歪んだ月が愛しくて2



ドライヤーから吹く温かい風が未空の髪を靡かせる。

なるべく優しく、丁寧に、未空の髪を指で掬う。



「未空の髪って柔らかいね」

「そ、そうかなっ」

「何か付けてる?良い匂いがする…」

「た、多分、入浴剤の香りだと思うよっ」

「………何か、ぎこちないけど大丈夫?どうしたの?」

「そっ、そそうかな!あーっはははっ!」



ぎこちない、と言うか不自然?
俺が未空の髪に触れたり、未空の首元に鼻を近付けたりする度に、未空の身体がロボットみたいな動きをする。
やっぱりこの歳になってまで他人に髪乾かしてもらうのは恥ずかしいのだろうか。
それとも男の俺に触られるのが気持ち悪いとか………いや、でも嫌がってる感じではないんだよな。寧ろいつも抱き付いて来るのは未空の方だし。



カチッと、一度ドライヤーを切った。



「未空、もっと俺に体重掛けていいよ」



俺はソファーの上から髪を乾かし、未空には俺の足の間に座ってもらっていた。



「あー…でもそれ以上近付くとリカの足が…」

「足?まさか足臭かった?」

「いや、そっちじゃないから!全然臭くないよ!寧ろすべすべで気持ちいいと言うか…っ。あ、でも安心してね!別に変ことは考えてないから!本当はその白い太腿に噛み跡付けたいとか一日中頬擦りしていたいとか挟まれたいとか全然思ってないからね!」

「この変態め」



そう吐き捨てると、未空はガーンと効果音を口に出して項垂れた。
甘やかすとは言ったが、変態行為を見逃すとは言ってない。
しかし開き直る未空は「変態じゃないもん、リカのことが大好きなだけだもん…」と不貞腐れながら俺に身体を預けて大人しくなった。
初めから素直にそうしとけばいいのに…、と思いながらドライヤーを再開した。



「……ねぇ、リカ」

「ん?」



未空の落ち着いた声が俺の名前を呼ぶ。
先程とは打って変わり、未空は憂いた眼差しで天井を仰ぎ見ていた。



その表情が珍しくて、少し喉の奥が引っ張られた。



「リカは、誰が一番好き?」



その唐突な質問に思わず言葉を詰まらせた。



「………は、」



遅れて出た言葉が未空の質問に対する答えじゃないのは分かっている。



「あれ、聞こえなかった?あのね、リカは誰が…」

「いや、それは聞こえたから」



でも質問の意図が分からなかった。



「何、急に…」



ドライヤーの電源を切ると、嫌な静けさが室内を覆う。

このタイミングで電源を切ったのは失敗だったな。



「急にじゃないよ。

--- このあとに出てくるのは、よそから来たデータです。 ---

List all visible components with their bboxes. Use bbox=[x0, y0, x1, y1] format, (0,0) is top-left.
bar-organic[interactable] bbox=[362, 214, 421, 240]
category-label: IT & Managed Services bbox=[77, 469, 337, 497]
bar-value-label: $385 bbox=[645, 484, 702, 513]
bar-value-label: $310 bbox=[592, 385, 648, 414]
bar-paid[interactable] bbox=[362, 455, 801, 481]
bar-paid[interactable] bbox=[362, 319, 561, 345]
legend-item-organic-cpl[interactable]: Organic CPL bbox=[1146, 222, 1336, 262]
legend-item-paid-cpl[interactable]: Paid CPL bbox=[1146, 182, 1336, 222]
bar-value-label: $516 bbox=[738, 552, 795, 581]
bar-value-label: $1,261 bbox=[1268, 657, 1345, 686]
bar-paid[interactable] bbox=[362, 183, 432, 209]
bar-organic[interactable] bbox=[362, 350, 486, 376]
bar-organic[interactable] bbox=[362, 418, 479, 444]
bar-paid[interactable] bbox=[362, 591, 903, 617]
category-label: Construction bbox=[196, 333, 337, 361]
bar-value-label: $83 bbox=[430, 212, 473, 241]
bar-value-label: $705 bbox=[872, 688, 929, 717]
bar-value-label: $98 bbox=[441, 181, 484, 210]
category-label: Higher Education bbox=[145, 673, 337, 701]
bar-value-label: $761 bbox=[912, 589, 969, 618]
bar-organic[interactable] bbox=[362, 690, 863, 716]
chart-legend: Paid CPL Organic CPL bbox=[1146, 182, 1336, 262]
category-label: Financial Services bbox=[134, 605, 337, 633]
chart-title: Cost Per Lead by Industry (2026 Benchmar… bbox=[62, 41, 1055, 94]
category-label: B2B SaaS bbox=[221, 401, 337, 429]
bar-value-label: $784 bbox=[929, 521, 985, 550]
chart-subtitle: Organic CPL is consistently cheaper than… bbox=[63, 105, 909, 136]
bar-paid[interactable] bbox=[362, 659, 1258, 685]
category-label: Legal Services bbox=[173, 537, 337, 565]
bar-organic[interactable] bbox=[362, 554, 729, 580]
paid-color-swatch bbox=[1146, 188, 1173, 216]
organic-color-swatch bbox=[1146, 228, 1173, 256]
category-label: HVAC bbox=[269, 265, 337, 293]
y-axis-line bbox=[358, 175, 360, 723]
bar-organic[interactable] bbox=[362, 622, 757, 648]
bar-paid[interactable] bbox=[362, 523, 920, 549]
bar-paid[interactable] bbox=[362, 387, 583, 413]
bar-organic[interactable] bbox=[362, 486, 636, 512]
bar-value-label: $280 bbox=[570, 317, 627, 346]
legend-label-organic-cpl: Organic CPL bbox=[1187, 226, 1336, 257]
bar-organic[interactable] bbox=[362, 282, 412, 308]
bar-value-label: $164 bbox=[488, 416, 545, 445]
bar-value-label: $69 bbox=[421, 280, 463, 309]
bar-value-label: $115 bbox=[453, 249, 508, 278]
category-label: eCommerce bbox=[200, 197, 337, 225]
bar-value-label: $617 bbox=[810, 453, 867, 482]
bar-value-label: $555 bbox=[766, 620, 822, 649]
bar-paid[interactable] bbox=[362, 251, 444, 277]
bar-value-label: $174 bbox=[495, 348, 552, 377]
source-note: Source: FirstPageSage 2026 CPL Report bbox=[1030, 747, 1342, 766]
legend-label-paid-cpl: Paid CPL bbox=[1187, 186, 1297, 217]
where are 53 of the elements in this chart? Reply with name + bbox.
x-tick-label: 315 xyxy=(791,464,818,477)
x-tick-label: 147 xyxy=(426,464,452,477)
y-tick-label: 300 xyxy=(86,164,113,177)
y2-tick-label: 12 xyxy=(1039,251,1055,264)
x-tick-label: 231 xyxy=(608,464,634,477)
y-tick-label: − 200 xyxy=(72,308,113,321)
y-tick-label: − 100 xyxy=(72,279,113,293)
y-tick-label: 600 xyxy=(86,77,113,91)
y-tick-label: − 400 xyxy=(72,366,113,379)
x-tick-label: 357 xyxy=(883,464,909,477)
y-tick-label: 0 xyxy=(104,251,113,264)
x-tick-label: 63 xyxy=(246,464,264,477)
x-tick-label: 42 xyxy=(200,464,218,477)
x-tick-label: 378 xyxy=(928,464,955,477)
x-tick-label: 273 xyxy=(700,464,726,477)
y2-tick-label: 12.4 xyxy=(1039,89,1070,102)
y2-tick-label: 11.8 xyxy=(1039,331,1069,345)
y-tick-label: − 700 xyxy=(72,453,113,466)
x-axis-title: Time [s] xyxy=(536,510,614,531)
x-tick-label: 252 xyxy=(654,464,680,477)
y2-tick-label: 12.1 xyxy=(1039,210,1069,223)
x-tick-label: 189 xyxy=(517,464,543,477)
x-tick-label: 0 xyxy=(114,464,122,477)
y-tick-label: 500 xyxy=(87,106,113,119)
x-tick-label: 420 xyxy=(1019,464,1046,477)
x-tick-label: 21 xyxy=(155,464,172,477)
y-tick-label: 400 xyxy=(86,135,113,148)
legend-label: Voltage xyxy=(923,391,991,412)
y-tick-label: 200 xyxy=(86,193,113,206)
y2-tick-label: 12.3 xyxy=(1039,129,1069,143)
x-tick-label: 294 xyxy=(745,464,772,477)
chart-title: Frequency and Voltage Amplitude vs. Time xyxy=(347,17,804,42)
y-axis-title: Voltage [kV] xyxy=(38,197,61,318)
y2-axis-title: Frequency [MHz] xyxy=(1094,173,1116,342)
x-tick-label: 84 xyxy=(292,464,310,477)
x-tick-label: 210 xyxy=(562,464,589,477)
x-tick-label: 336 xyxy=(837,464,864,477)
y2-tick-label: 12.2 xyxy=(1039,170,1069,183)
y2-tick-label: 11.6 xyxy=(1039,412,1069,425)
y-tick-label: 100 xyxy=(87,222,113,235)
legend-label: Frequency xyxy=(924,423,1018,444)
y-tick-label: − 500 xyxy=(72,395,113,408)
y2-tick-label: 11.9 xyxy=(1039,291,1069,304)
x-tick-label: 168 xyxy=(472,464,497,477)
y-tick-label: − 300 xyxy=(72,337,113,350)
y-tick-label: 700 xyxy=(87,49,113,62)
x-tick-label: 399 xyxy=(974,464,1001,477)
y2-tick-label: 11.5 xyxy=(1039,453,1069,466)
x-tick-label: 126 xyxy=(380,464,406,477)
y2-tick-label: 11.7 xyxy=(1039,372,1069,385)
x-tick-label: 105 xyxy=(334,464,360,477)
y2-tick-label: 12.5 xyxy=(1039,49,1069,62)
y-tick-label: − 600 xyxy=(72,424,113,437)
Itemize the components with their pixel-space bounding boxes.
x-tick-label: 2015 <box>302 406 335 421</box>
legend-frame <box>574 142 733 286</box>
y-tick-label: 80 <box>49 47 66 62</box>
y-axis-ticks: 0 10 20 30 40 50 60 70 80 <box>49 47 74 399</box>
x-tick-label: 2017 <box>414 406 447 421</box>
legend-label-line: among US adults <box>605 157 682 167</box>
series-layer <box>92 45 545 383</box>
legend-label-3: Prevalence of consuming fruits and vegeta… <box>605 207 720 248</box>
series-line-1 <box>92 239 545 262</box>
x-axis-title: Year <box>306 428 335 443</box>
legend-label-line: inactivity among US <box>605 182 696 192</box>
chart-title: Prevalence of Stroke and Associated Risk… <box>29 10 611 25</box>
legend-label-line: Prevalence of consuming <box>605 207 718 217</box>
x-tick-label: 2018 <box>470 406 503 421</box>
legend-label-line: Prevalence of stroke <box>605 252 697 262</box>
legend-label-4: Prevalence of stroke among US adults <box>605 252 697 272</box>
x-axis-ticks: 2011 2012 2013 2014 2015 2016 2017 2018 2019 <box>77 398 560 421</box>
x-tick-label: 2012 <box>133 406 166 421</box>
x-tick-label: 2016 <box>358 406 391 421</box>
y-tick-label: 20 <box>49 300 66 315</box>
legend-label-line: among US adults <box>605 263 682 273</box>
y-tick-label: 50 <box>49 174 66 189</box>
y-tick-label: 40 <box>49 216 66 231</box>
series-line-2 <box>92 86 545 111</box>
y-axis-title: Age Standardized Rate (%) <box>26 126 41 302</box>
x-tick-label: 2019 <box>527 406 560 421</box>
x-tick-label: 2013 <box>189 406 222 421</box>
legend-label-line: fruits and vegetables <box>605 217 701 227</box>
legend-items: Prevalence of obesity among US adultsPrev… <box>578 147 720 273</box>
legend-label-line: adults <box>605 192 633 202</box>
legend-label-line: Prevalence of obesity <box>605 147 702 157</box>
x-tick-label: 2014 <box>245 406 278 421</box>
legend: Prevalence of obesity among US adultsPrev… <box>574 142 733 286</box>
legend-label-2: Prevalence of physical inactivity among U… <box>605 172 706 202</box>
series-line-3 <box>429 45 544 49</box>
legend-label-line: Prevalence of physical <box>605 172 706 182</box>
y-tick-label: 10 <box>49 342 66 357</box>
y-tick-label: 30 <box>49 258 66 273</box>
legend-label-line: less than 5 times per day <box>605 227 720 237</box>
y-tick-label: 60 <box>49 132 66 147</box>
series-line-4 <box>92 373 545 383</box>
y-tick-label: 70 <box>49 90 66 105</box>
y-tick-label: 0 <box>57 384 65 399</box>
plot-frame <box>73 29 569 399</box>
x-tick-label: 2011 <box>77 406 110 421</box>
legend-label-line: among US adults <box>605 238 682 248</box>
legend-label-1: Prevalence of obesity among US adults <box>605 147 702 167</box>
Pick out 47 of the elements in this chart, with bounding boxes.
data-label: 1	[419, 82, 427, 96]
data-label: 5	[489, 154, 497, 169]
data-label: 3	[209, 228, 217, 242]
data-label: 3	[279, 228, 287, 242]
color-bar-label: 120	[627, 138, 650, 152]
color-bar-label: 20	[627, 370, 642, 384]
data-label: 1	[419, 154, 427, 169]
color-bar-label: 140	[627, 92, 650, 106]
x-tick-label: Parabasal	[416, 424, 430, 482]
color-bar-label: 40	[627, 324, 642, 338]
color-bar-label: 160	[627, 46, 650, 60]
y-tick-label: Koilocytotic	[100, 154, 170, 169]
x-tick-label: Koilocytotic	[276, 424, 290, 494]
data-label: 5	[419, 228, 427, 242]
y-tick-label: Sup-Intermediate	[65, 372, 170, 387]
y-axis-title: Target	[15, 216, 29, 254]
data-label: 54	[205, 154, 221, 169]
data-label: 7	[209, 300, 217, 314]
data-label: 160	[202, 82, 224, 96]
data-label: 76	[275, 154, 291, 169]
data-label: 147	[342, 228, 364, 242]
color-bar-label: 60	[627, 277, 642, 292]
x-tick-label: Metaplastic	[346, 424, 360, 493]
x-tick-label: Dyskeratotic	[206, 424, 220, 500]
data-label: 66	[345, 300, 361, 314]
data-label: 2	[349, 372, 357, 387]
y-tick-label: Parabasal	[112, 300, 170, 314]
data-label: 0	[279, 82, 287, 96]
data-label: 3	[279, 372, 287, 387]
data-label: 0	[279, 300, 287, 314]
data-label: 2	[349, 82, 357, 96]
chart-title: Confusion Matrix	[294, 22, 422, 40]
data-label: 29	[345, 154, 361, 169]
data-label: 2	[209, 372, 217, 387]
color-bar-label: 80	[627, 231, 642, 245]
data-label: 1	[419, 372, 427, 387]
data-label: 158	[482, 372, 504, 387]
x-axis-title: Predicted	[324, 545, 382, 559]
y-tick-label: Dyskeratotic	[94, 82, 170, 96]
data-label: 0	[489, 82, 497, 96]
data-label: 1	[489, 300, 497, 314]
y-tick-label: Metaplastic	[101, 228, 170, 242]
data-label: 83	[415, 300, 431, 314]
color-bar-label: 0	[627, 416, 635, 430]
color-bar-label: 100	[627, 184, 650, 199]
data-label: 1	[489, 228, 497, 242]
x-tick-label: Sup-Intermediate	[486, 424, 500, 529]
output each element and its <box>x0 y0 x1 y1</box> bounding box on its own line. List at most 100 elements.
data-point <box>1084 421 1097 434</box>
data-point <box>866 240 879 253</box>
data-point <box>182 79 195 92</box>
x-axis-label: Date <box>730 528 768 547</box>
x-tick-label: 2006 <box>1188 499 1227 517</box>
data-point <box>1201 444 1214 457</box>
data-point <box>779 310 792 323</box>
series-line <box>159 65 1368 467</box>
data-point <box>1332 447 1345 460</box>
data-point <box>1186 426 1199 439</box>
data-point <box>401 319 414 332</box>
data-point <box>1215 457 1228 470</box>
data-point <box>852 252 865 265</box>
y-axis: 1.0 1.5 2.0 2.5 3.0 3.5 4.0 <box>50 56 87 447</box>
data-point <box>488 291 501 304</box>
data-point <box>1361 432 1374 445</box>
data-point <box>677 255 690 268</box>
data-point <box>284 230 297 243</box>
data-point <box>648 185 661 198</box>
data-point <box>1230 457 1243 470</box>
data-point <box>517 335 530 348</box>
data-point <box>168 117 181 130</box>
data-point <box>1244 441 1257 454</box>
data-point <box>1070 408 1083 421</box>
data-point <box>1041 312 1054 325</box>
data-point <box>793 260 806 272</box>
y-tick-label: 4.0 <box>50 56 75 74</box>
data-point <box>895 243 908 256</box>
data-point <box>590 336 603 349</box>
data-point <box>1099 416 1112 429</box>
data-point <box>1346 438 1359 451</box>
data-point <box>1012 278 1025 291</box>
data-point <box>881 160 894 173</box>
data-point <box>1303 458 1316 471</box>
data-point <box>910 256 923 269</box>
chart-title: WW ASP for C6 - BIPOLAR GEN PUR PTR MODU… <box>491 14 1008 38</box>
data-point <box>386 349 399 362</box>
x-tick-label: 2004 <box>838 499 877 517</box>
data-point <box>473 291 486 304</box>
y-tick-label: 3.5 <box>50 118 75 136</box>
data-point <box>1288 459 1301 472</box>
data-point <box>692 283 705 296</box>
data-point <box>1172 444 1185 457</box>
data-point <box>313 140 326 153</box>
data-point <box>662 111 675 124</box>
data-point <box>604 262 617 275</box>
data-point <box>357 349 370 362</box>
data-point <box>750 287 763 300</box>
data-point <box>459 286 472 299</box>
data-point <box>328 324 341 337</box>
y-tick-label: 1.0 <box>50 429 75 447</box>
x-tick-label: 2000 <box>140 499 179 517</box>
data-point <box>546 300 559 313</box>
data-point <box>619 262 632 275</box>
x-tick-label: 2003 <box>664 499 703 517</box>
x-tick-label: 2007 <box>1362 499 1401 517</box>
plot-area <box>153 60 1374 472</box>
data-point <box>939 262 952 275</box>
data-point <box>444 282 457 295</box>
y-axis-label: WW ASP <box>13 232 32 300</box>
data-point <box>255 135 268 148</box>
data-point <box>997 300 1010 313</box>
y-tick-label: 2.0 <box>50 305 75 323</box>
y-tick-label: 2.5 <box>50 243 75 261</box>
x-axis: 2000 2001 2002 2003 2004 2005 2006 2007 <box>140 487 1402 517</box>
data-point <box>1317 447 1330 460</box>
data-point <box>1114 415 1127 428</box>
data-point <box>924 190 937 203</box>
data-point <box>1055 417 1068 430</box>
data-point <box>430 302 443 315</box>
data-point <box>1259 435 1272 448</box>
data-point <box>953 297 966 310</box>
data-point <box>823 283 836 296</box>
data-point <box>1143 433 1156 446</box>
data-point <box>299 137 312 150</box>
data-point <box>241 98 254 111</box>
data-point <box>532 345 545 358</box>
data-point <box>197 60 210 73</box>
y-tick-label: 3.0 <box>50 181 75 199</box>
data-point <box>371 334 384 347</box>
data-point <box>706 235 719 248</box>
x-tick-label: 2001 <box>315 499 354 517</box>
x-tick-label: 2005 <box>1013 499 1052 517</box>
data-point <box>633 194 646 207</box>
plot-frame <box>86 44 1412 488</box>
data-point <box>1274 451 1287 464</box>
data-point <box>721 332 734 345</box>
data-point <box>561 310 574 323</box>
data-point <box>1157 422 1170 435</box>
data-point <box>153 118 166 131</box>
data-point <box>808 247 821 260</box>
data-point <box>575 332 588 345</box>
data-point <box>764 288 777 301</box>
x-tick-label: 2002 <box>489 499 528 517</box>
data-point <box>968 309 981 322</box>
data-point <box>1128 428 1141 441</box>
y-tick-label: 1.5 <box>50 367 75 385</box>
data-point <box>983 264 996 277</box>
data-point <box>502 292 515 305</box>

リカを生徒会に誘った時からずっと気になってたんだ」



未空の顔色は窺えない。
でも淡々とした口調の中に見え隠れする強張った声に、キリッと心臓が引き攣った。



「それにほら前に話してくれたじゃん、初恋の人の話。まだその人のことが好きなの?」

「あ、あー…あれは…」

「チサさんでしょう、リカの初恋の人って」

「、」



首だけを動かして俺と目を合わせる、未空。
ニヒルに口角を上げたその表情に思わず言葉を失った。



その瞬間、室内の空気が凍った。
でも肺まで凍りそうなこの空気に心臓がバクバク言っているのはどうやら俺だけのようで、問題発言をした張本人は俺の目を見つめたまま答えを待っているようだった。
いや、待たれても困る。
そんな答え難い質問されたら一生答えられそうにない。